Semafor clarifies error in reporting on Gulf safety survey

Semafor has corrected a recent report on perceptions of safety in the Gulf, after initially mischaracterising the nature of Gallup’s findings.

The original article highlighted Gallup’s latest global survey, which placed five Gulf countries among the world’s top 10 for feeling safe while walking alone at night. The UAE was singled out as a regional outlier where women reported feeling marginally safer than men, though the difference across the Gulf was small.

The survey, based on responses from about 1,000 adults in each of 144 countries, was described by Semafor as “not an official crime statistic” — a characterisation that has since been walked back. In a correction, the outlet acknowledged that the indicator is part of Gallup’s established methodology and should not have been framed in a way that implied it lacked statistical weight.

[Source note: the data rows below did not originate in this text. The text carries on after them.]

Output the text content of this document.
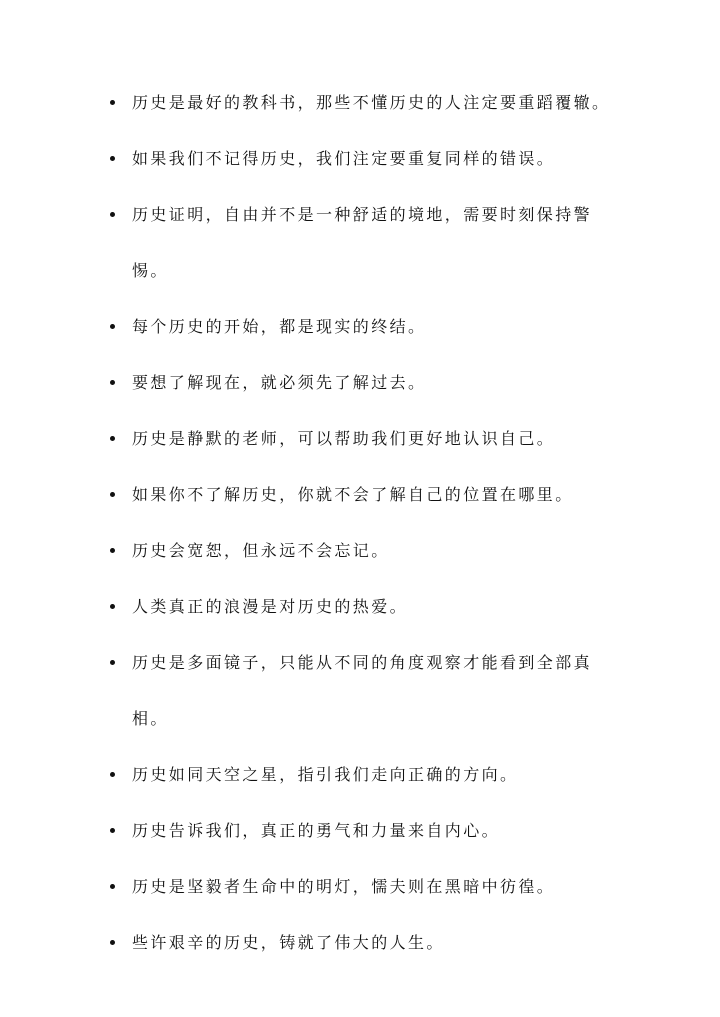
历史是最好的教科书，那些不懂历史的人注定要重蹈覆辙。
如果我们不记得历史，我们注定要重复同样的错误。
历史证明，自由并不是一种舒适的境地，需要时刻保持警惕。
每个历史的开始，都是现实的终结。
要想了解现在，就必须先了解过去。
历史是静默的老师，可以帮助我们更好地认识自己。
如果你不了解历史，你就不会了解自己的位置在哪里。
历史会宽恕，但永远不会忘记。
人类真正的浪漫是对历史的热爱。
历史是多面镜子，只能从不同的角度观察才能看到全部真相。
历史如同天空之星，指引我们走向正确的方向。
历史告诉我们，真正的勇气和力量来自内心。
历史是坚毅者生命中的明灯，懦夫则在黑暗中彷徨。
些许艰辛的历史，铸就了伟大的人生。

The slip matters. Perception indices are often weaponised in debates over crime and security, particularly in regions like the Gulf, where international scrutiny tends to emphasise political restrictions over social safety. Misreporting on the robustness of such surveys risks undermining credible data points that show, for example, how everyday safety in the UAE, Saudi Arabia, or Qatar compares favourably to far more celebrated Western capitals.

By overstating its caveat, Semafor cast unnecessary doubt on a finding that resonates strongly with both residents and visitors: that the Gulf remains one of the safest parts of the world for ordinary people after dark.